The three buffers are input, associative data and output in order. The output buffer is to be modified. The result is the output size. Fusion encryption also calculates the mask of header protection (but not for unprotection). Protector is changed as follows:

data Protector = Protector {
    setSample :: Buffer -> IO ()
  , getMask   :: IO Buffer
  , unprotect :: Sample -> Mask
  }

setSample and getMask are called before and after encrypt, respectively.

Integration

I misunderstood that Fusion uses a slow crypto engine on non-x86_64 architectures. After releasing quic version 0.0.0, I noticed this is not the case. So, I started integrating Fusion and cryptonite in this December. That is, Fusion should be used on the x86_64 architecture while cryptonite should be used on non-x86_64 architectures.

This project was tough since I needed to integrate the functional style and the imperative style. The key idea is to use cryptonite in the imperative style. The body of resulting ByteStrings are copied into a buffer. This buffer approach should be cerebrated by GSO(Generic Segmentation Offload) in the near future.

The resulting Coder and Protector are as follows:

data Coder = Coder {
    encrypt    :: Buffer -> PlainText  -> AssDat -> PacketNumber -> IO Int
  , decrypt    :: Buffer -> CipherText -> AssDat -> PacketNumber -> IO Int
  , supplement :: Maybe Supplement
  }

data Protector = Protector {
    setSample  :: Buffer -> IO ()
  , getMask    :: IO Buffer
  , unprotect :: Sample -> Mask
  }

I'm satisfied with this signature.

Bugs found

One single buffer is used for decryption in a QUIC connection. So, this buffer should be occupied by the receiver thread. However, the dispatcher thread of a server calls decrypt with this buffer in the migration procedure. Migration is rare but this is a possible race. In the current code, receiver takes care of migration to kick the race out.

In the integration process, I sometime used undefineds as initial values in tentative data structures of Coder. After initializing Coder, we cannot touch the undefineds. However, the test suite was trapped. This reveals that dropping keys (which stores the initial values again) is too early.

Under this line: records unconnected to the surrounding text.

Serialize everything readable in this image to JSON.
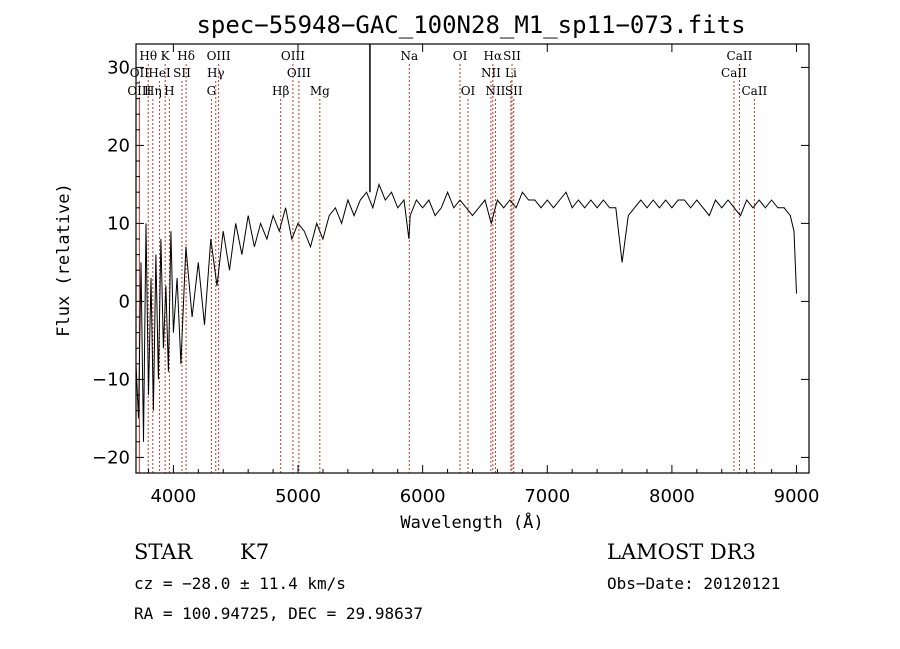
{
  "chart_data": {
    "type": "line",
    "title": "spec−55948−GAC_100N28_M1_sp11−073.fits",
    "xlabel": "Wavelength (Å)",
    "ylabel": "Flux (relative)",
    "xlim": [
      3700,
      9100
    ],
    "ylim": [
      -22,
      33
    ],
    "xticks": [
      4000,
      5000,
      6000,
      7000,
      8000,
      9000
    ],
    "xtick_labels": [
      "4000",
      "5000",
      "6000",
      "7000",
      "8000",
      "9000"
    ],
    "yticks": [
      -20,
      -10,
      0,
      10,
      20,
      30
    ],
    "ytick_labels": [
      "−20",
      "−10",
      "0",
      "10",
      "20",
      "30"
    ],
    "series": [
      {
        "name": "flux",
        "x": [
          3700,
          3720,
          3740,
          3760,
          3780,
          3800,
          3820,
          3840,
          3860,
          3880,
          3900,
          3920,
          3940,
          3960,
          3980,
          4000,
          4030,
          4060,
          4100,
          4150,
          4200,
          4250,
          4300,
          4350,
          4400,
          4450,
          4500,
          4550,
          4600,
          4650,
          4700,
          4750,
          4800,
          4850,
          4900,
          4950,
          5000,
          5050,
          5100,
          5150,
          5200,
          5250,
          5300,
          5350,
          5400,
          5450,
          5500,
          5550,
          5600,
          5650,
          5700,
          5750,
          5800,
          5850,
          5890,
          5900,
          5950,
          6000,
          6050,
          6100,
          6150,
          6200,
          6250,
          6300,
          6350,
          6400,
          6450,
          6500,
          6550,
          6600,
          6650,
          6700,
          6750,
          6800,
          6850,
          6900,
          6950,
          7000,
          7050,
          7100,
          7150,
          7200,
          7250,
          7300,
          7350,
          7400,
          7450,
          7500,
          7550,
          7600,
          7650,
          7700,
          7750,
          7800,
          7850,
          7900,
          7950,
          8000,
          8050,
          8100,
          8150,
          8200,
          8250,
          8300,
          8350,
          8400,
          8450,
          8500,
          8550,
          8600,
          8650,
          8700,
          8750,
          8800,
          8850,
          8900,
          8950,
          8980,
          9000
        ],
        "values": [
          -8,
          -15,
          5,
          -18,
          10,
          -12,
          3,
          -14,
          6,
          -10,
          8,
          -6,
          2,
          -9,
          9,
          -4,
          3,
          -8,
          7,
          -2,
          5,
          -3,
          8,
          2,
          9,
          4,
          10,
          6,
          11,
          7,
          10,
          8,
          11,
          9,
          12,
          8,
          10,
          9,
          7,
          10,
          8,
          11,
          12,
          10,
          13,
          11,
          13,
          14,
          12,
          15,
          13,
          14,
          12,
          13,
          8,
          11,
          13,
          12,
          13,
          11,
          12,
          14,
          12,
          13,
          12,
          11,
          12,
          13,
          10,
          13,
          12,
          13,
          12,
          14,
          13,
          13,
          12,
          13,
          12,
          13,
          14,
          12,
          13,
          12,
          13,
          12,
          13,
          12,
          12,
          5,
          11,
          12,
          13,
          12,
          13,
          12,
          13,
          12,
          13,
          13,
          12,
          13,
          12,
          11,
          13,
          12,
          13,
          12,
          11,
          13,
          12,
          13,
          12,
          13,
          12,
          12,
          11,
          9,
          1
        ]
      }
    ],
    "spectral_lines": {
      "row1": [
        {
          "label": "Hθ",
          "wave": 3798
        },
        {
          "label": "K",
          "wave": 3934
        },
        {
          "label": "Hδ",
          "wave": 4102
        },
        {
          "label": "OIII",
          "wave": 4363
        },
        {
          "label": "OIII",
          "wave": 4959
        },
        {
          "label": "Na",
          "wave": 5893
        },
        {
          "label": "OI",
          "wave": 6300
        },
        {
          "label": "Hα",
          "wave": 6563
        },
        {
          "label": "SII",
          "wave": 6717
        },
        {
          "label": "CaII",
          "wave": 8542
        }
      ],
      "row2": [
        {
          "label": "OII",
          "wave": 3727
        },
        {
          "label": "HeI",
          "wave": 3889
        },
        {
          "label": "SII",
          "wave": 4069
        },
        {
          "label": "Hγ",
          "wave": 4340
        },
        {
          "label": "OIII",
          "wave": 5007
        },
        {
          "label": "NII",
          "wave": 6548
        },
        {
          "label": "Li",
          "wave": 6708
        },
        {
          "label": "CaII",
          "wave": 8498
        }
      ],
      "row3": [
        {
          "label": "OIII",
          "wave": 3727
        },
        {
          "label": "Hη",
          "wave": 3835
        },
        {
          "label": "H",
          "wave": 3968
        },
        {
          "label": "G",
          "wave": 4305
        },
        {
          "label": "Hβ",
          "wave": 4861
        },
        {
          "label": "Mg",
          "wave": 5175
        },
        {
          "label": "OI",
          "wave": 6364
        },
        {
          "label": "NII",
          "wave": 6584
        },
        {
          "label": "SII",
          "wave": 6731
        },
        {
          "label": "CaII",
          "wave": 8662
        }
      ]
    },
    "line_color": "#000000",
    "marker_color": "#c0392b"
  },
  "info": {
    "object_class": "STAR",
    "subclass": "K7",
    "survey": "LAMOST DR3",
    "cz": "cz = −28.0 ± 11.4 km/s",
    "obs_date": "Obs−Date: 20120121",
    "coords": "RA = 100.94725, DEC =  29.98637"
  }
}
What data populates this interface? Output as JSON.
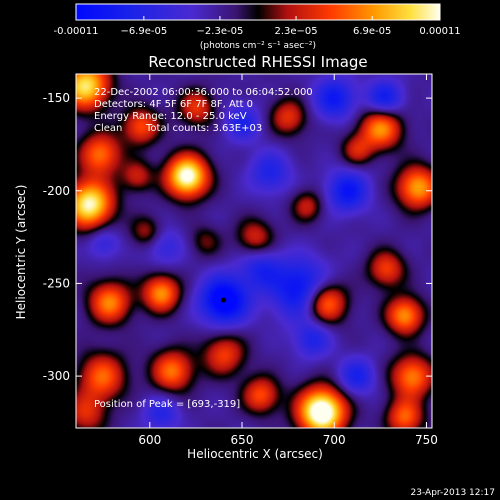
{
  "chart_data": {
    "type": "heatmap",
    "title": "Reconstructed RHESSI Image",
    "xlabel": "Heliocentric X (arcsec)",
    "ylabel": "Heliocentric Y (arcsec)",
    "xlim": [
      560,
      753
    ],
    "ylim": [
      -328,
      -137
    ],
    "xticks": [
      "600",
      "650",
      "700",
      "750"
    ],
    "yticks": [
      "-150",
      "-200",
      "-250",
      "-300"
    ],
    "xtick_values": [
      600,
      650,
      700,
      750
    ],
    "ytick_values": [
      -150,
      -200,
      -250,
      -300
    ],
    "colorbar": {
      "min": -0.00011,
      "max": 0.00011,
      "tick_labels": [
        "-0.00011",
        "−6.9e-05",
        "−2.3e-05",
        "2.3e−05",
        "6.9e-05",
        "0.00011"
      ],
      "tick_values": [
        -0.00011,
        -6.9e-05,
        -2.3e-05,
        2.3e-05,
        6.9e-05,
        0.00011
      ],
      "unit_label": "(photons cm⁻² s⁻¹ asec⁻²)"
    },
    "annotations": {
      "time": "22-Dec-2002 06:00:36.000 to 06:04:52.000",
      "detectors": "Detectors: 4F 5F 6F 7F 8F, Att 0",
      "energy": "Energy Range: 12.0 - 25.0 keV",
      "method": "Clean",
      "counts": "Total counts: 3.63E+03",
      "peak": "Position of Peak = [693,-319]"
    },
    "marker_point": {
      "x": 640,
      "y": -259
    },
    "bright_sources": [
      {
        "x": 565,
        "y": -143,
        "amp": 1.1,
        "s": 9
      },
      {
        "x": 567,
        "y": -207,
        "amp": 1.2,
        "s": 9
      },
      {
        "x": 573,
        "y": -180,
        "amp": 0.75,
        "s": 8
      },
      {
        "x": 578,
        "y": -260,
        "amp": 0.8,
        "s": 8
      },
      {
        "x": 574,
        "y": -300,
        "amp": 0.7,
        "s": 9
      },
      {
        "x": 565,
        "y": -320,
        "amp": 0.5,
        "s": 8
      },
      {
        "x": 595,
        "y": -165,
        "amp": 0.65,
        "s": 7
      },
      {
        "x": 593,
        "y": -192,
        "amp": 0.45,
        "s": 6
      },
      {
        "x": 620,
        "y": -192,
        "amp": 1.3,
        "s": 8
      },
      {
        "x": 625,
        "y": -155,
        "amp": 0.55,
        "s": 7
      },
      {
        "x": 606,
        "y": -255,
        "amp": 0.85,
        "s": 7
      },
      {
        "x": 598,
        "y": -222,
        "amp": 0.4,
        "s": 6
      },
      {
        "x": 612,
        "y": -297,
        "amp": 0.75,
        "s": 8
      },
      {
        "x": 640,
        "y": -288,
        "amp": 0.6,
        "s": 8
      },
      {
        "x": 657,
        "y": -225,
        "amp": 0.5,
        "s": 7
      },
      {
        "x": 660,
        "y": -310,
        "amp": 0.65,
        "s": 7
      },
      {
        "x": 675,
        "y": -160,
        "amp": 0.55,
        "s": 7
      },
      {
        "x": 685,
        "y": -208,
        "amp": 0.45,
        "s": 6
      },
      {
        "x": 695,
        "y": -260,
        "amp": 0.9,
        "s": 8
      },
      {
        "x": 712,
        "y": -178,
        "amp": 0.45,
        "s": 6
      },
      {
        "x": 693,
        "y": -319,
        "amp": 1.45,
        "s": 9
      },
      {
        "x": 725,
        "y": -166,
        "amp": 0.85,
        "s": 8
      },
      {
        "x": 745,
        "y": -198,
        "amp": 0.9,
        "s": 8
      },
      {
        "x": 728,
        "y": -242,
        "amp": 0.6,
        "s": 7
      },
      {
        "x": 738,
        "y": -267,
        "amp": 0.85,
        "s": 7
      },
      {
        "x": 742,
        "y": -300,
        "amp": 0.8,
        "s": 8
      },
      {
        "x": 738,
        "y": -322,
        "amp": 0.7,
        "s": 7
      },
      {
        "x": 630,
        "y": -227,
        "amp": 0.3,
        "s": 6
      }
    ],
    "dark_sources": [
      {
        "x": 640,
        "y": -259,
        "amp": 0.95,
        "s": 9
      },
      {
        "x": 682,
        "y": -253,
        "amp": 0.75,
        "s": 11
      },
      {
        "x": 660,
        "y": -242,
        "amp": 0.45,
        "s": 8
      },
      {
        "x": 707,
        "y": -200,
        "amp": 0.65,
        "s": 8
      },
      {
        "x": 700,
        "y": -150,
        "amp": 0.6,
        "s": 8
      },
      {
        "x": 727,
        "y": -150,
        "amp": 0.6,
        "s": 7
      },
      {
        "x": 665,
        "y": -190,
        "amp": 0.45,
        "s": 8
      },
      {
        "x": 608,
        "y": -230,
        "amp": 0.35,
        "s": 7
      },
      {
        "x": 688,
        "y": -280,
        "amp": 0.45,
        "s": 7
      },
      {
        "x": 712,
        "y": -300,
        "amp": 0.5,
        "s": 7
      },
      {
        "x": 606,
        "y": -320,
        "amp": 0.4,
        "s": 7
      },
      {
        "x": 575,
        "y": -228,
        "amp": 0.35,
        "s": 6
      },
      {
        "x": 650,
        "y": -163,
        "amp": 0.45,
        "s": 7
      }
    ]
  },
  "footer": {
    "date": "23-Apr-2013 12:17"
  },
  "colors": {
    "background": "#000000",
    "foreground": "#ffffff",
    "marker": "#000000"
  }
}
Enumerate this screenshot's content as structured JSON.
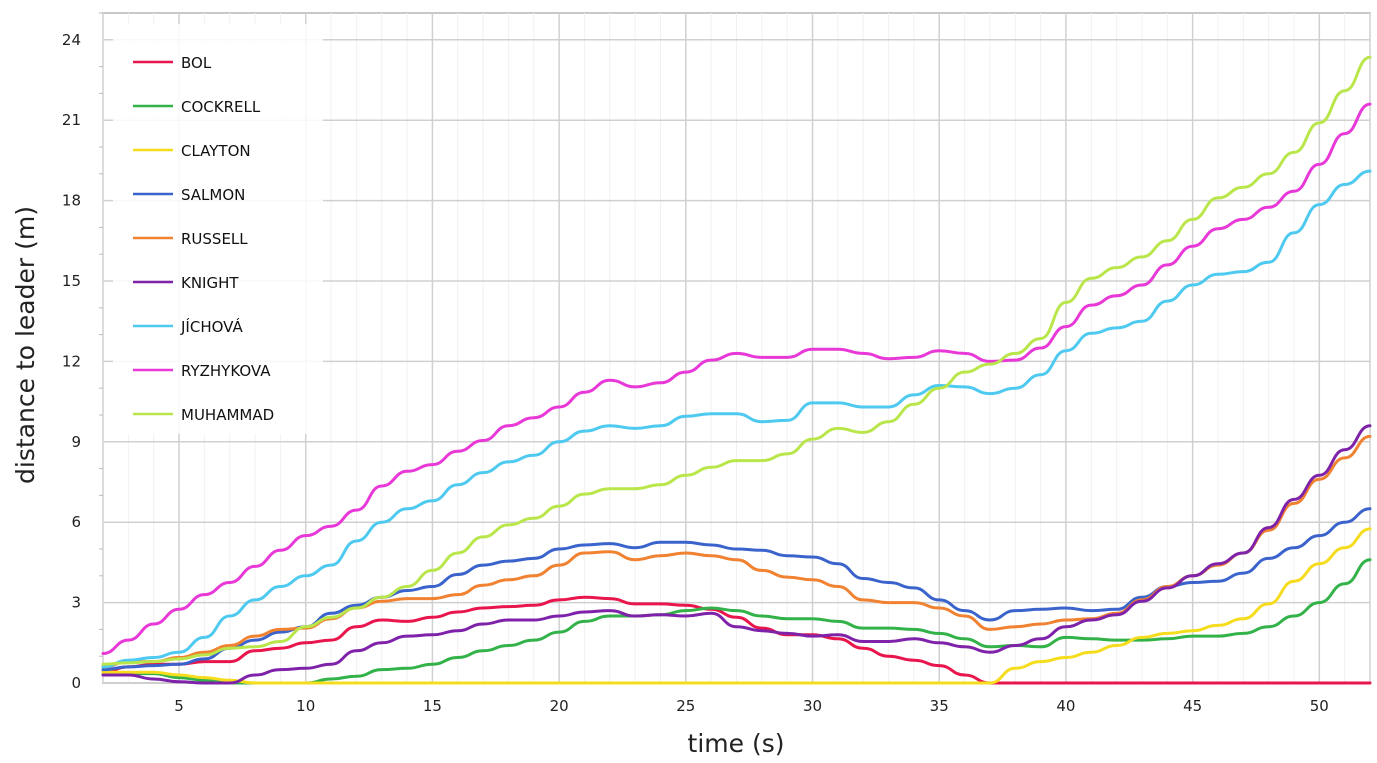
{
  "chart_data": {
    "type": "line",
    "xlabel": "time (s)",
    "ylabel": "distance to leader (m)",
    "xlim": [
      2,
      52
    ],
    "ylim": [
      0,
      25
    ],
    "xticks": [
      5,
      10,
      15,
      20,
      25,
      30,
      35,
      40,
      45,
      50
    ],
    "yticks": [
      0,
      3,
      6,
      9,
      12,
      15,
      18,
      21,
      24
    ],
    "grid": true,
    "legend": "top-left",
    "x": [
      2,
      3,
      4,
      5,
      6,
      7,
      8,
      9,
      10,
      11,
      12,
      13,
      14,
      15,
      16,
      17,
      18,
      19,
      20,
      21,
      22,
      23,
      24,
      25,
      26,
      27,
      28,
      29,
      30,
      31,
      32,
      33,
      34,
      35,
      36,
      37,
      38,
      39,
      40,
      41,
      42,
      43,
      44,
      45,
      46,
      47,
      48,
      49,
      50,
      51,
      52
    ],
    "series": [
      {
        "name": "BOL",
        "color": "#e8164c",
        "values": [
          0.4,
          0.6,
          0.7,
          0.7,
          0.8,
          0.8,
          1.2,
          1.3,
          1.5,
          1.6,
          2.1,
          2.35,
          2.3,
          2.45,
          2.65,
          2.8,
          2.85,
          2.9,
          3.1,
          3.2,
          3.15,
          2.95,
          2.95,
          2.9,
          2.75,
          2.45,
          2.05,
          1.8,
          1.8,
          1.65,
          1.3,
          1.0,
          0.85,
          0.65,
          0.3,
          0.0,
          0.0,
          0.0,
          0.0,
          0.0,
          0.0,
          0.0,
          0.0,
          0.0,
          0.0,
          0.0,
          0.0,
          0.0,
          0.0,
          0.0,
          0.0
        ]
      },
      {
        "name": "COCKRELL",
        "color": "#33b249",
        "values": [
          0.4,
          0.35,
          0.35,
          0.2,
          0.1,
          0.0,
          0.0,
          0.0,
          0.0,
          0.15,
          0.25,
          0.5,
          0.55,
          0.7,
          0.95,
          1.2,
          1.4,
          1.6,
          1.9,
          2.3,
          2.5,
          2.5,
          2.55,
          2.7,
          2.8,
          2.7,
          2.5,
          2.4,
          2.4,
          2.3,
          2.05,
          2.05,
          2.0,
          1.85,
          1.65,
          1.35,
          1.4,
          1.35,
          1.7,
          1.65,
          1.6,
          1.6,
          1.65,
          1.75,
          1.75,
          1.85,
          2.1,
          2.5,
          3.0,
          3.7,
          4.6
        ]
      },
      {
        "name": "CLAYTON",
        "color": "#f5dc1d",
        "values": [
          0.4,
          0.4,
          0.4,
          0.3,
          0.2,
          0.1,
          0.0,
          0.0,
          0.0,
          0.0,
          0.0,
          0.0,
          0.0,
          0.0,
          0.0,
          0.0,
          0.0,
          0.0,
          0.0,
          0.0,
          0.0,
          0.0,
          0.0,
          0.0,
          0.0,
          0.0,
          0.0,
          0.0,
          0.0,
          0.0,
          0.0,
          0.0,
          0.0,
          0.0,
          0.0,
          0.0,
          0.55,
          0.8,
          0.95,
          1.15,
          1.4,
          1.7,
          1.85,
          1.95,
          2.15,
          2.4,
          2.95,
          3.8,
          4.45,
          5.05,
          5.75
        ]
      },
      {
        "name": "SALMON",
        "color": "#3b63cc",
        "values": [
          0.5,
          0.6,
          0.65,
          0.7,
          0.9,
          1.3,
          1.6,
          1.9,
          2.1,
          2.6,
          2.9,
          3.2,
          3.45,
          3.6,
          4.05,
          4.4,
          4.55,
          4.65,
          5.0,
          5.15,
          5.2,
          5.05,
          5.25,
          5.25,
          5.15,
          5.0,
          4.95,
          4.75,
          4.7,
          4.45,
          3.9,
          3.75,
          3.55,
          3.1,
          2.7,
          2.35,
          2.7,
          2.75,
          2.8,
          2.7,
          2.75,
          3.2,
          3.6,
          3.75,
          3.8,
          4.1,
          4.65,
          5.05,
          5.5,
          6.0,
          6.5
        ]
      },
      {
        "name": "RUSSELL",
        "color": "#f08232",
        "values": [
          0.6,
          0.8,
          0.8,
          0.95,
          1.15,
          1.4,
          1.75,
          2.0,
          2.05,
          2.4,
          2.8,
          3.05,
          3.15,
          3.15,
          3.3,
          3.65,
          3.85,
          4.0,
          4.4,
          4.85,
          4.9,
          4.6,
          4.75,
          4.85,
          4.75,
          4.6,
          4.2,
          3.95,
          3.85,
          3.6,
          3.1,
          3.0,
          3.0,
          2.8,
          2.5,
          2.0,
          2.1,
          2.2,
          2.35,
          2.4,
          2.6,
          3.1,
          3.6,
          4.0,
          4.4,
          4.85,
          5.7,
          6.7,
          7.6,
          8.4,
          9.2
        ]
      },
      {
        "name": "KNIGHT",
        "color": "#7f22aa",
        "values": [
          0.3,
          0.3,
          0.15,
          0.05,
          0.0,
          0.0,
          0.3,
          0.5,
          0.55,
          0.7,
          1.2,
          1.5,
          1.75,
          1.8,
          1.95,
          2.2,
          2.35,
          2.35,
          2.5,
          2.65,
          2.7,
          2.5,
          2.55,
          2.5,
          2.6,
          2.1,
          1.95,
          1.85,
          1.75,
          1.8,
          1.55,
          1.55,
          1.65,
          1.5,
          1.35,
          1.15,
          1.4,
          1.65,
          2.1,
          2.35,
          2.55,
          3.05,
          3.55,
          4.0,
          4.45,
          4.85,
          5.8,
          6.85,
          7.75,
          8.7,
          9.6
        ]
      },
      {
        "name": "JÍCHOVÁ",
        "color": "#4ec9ef",
        "values": [
          0.6,
          0.85,
          0.95,
          1.15,
          1.7,
          2.5,
          3.1,
          3.6,
          4.0,
          4.4,
          5.3,
          6.0,
          6.5,
          6.8,
          7.4,
          7.85,
          8.25,
          8.5,
          9.0,
          9.4,
          9.6,
          9.5,
          9.6,
          9.95,
          10.05,
          10.05,
          9.75,
          9.8,
          10.45,
          10.45,
          10.3,
          10.3,
          10.75,
          11.1,
          11.05,
          10.8,
          11.0,
          11.5,
          12.4,
          13.05,
          13.25,
          13.5,
          14.25,
          14.85,
          15.25,
          15.35,
          15.7,
          16.8,
          17.85,
          18.6,
          19.1
        ]
      },
      {
        "name": "RYZHYKOVA",
        "color": "#e838d8",
        "values": [
          1.1,
          1.6,
          2.2,
          2.75,
          3.3,
          3.75,
          4.35,
          4.95,
          5.5,
          5.85,
          6.45,
          7.35,
          7.9,
          8.15,
          8.65,
          9.05,
          9.6,
          9.9,
          10.3,
          10.85,
          11.3,
          11.05,
          11.2,
          11.6,
          12.05,
          12.3,
          12.15,
          12.15,
          12.45,
          12.45,
          12.3,
          12.1,
          12.15,
          12.4,
          12.3,
          12.0,
          12.05,
          12.5,
          13.3,
          14.1,
          14.45,
          14.85,
          15.6,
          16.3,
          16.95,
          17.3,
          17.75,
          18.35,
          19.35,
          20.5,
          21.6
        ]
      },
      {
        "name": "MUHAMMAD",
        "color": "#b9e64a",
        "values": [
          0.7,
          0.75,
          0.8,
          0.9,
          1.05,
          1.3,
          1.35,
          1.55,
          2.1,
          2.45,
          2.8,
          3.2,
          3.6,
          4.2,
          4.85,
          5.45,
          5.9,
          6.15,
          6.6,
          7.05,
          7.25,
          7.25,
          7.4,
          7.75,
          8.05,
          8.3,
          8.3,
          8.55,
          9.1,
          9.5,
          9.35,
          9.75,
          10.4,
          11.0,
          11.6,
          11.9,
          12.3,
          12.85,
          14.2,
          15.1,
          15.5,
          15.9,
          16.5,
          17.3,
          18.1,
          18.5,
          19.0,
          19.8,
          20.9,
          22.1,
          23.35
        ]
      }
    ]
  }
}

The current code delays the key drop timing.

If the cryptonite is used, the test suite sometime gets stuck. Visualizing packet sequences illustrates that a client is waiting for Fin forever since a server does not send Fin. In the server side, the server thread and sender thread are racing. Since encrypt called by sender is slow, the server is finished before sender actually sends a packet. So, I modified that shutdownStream and closeStream wait for the completion of Fin packet sending.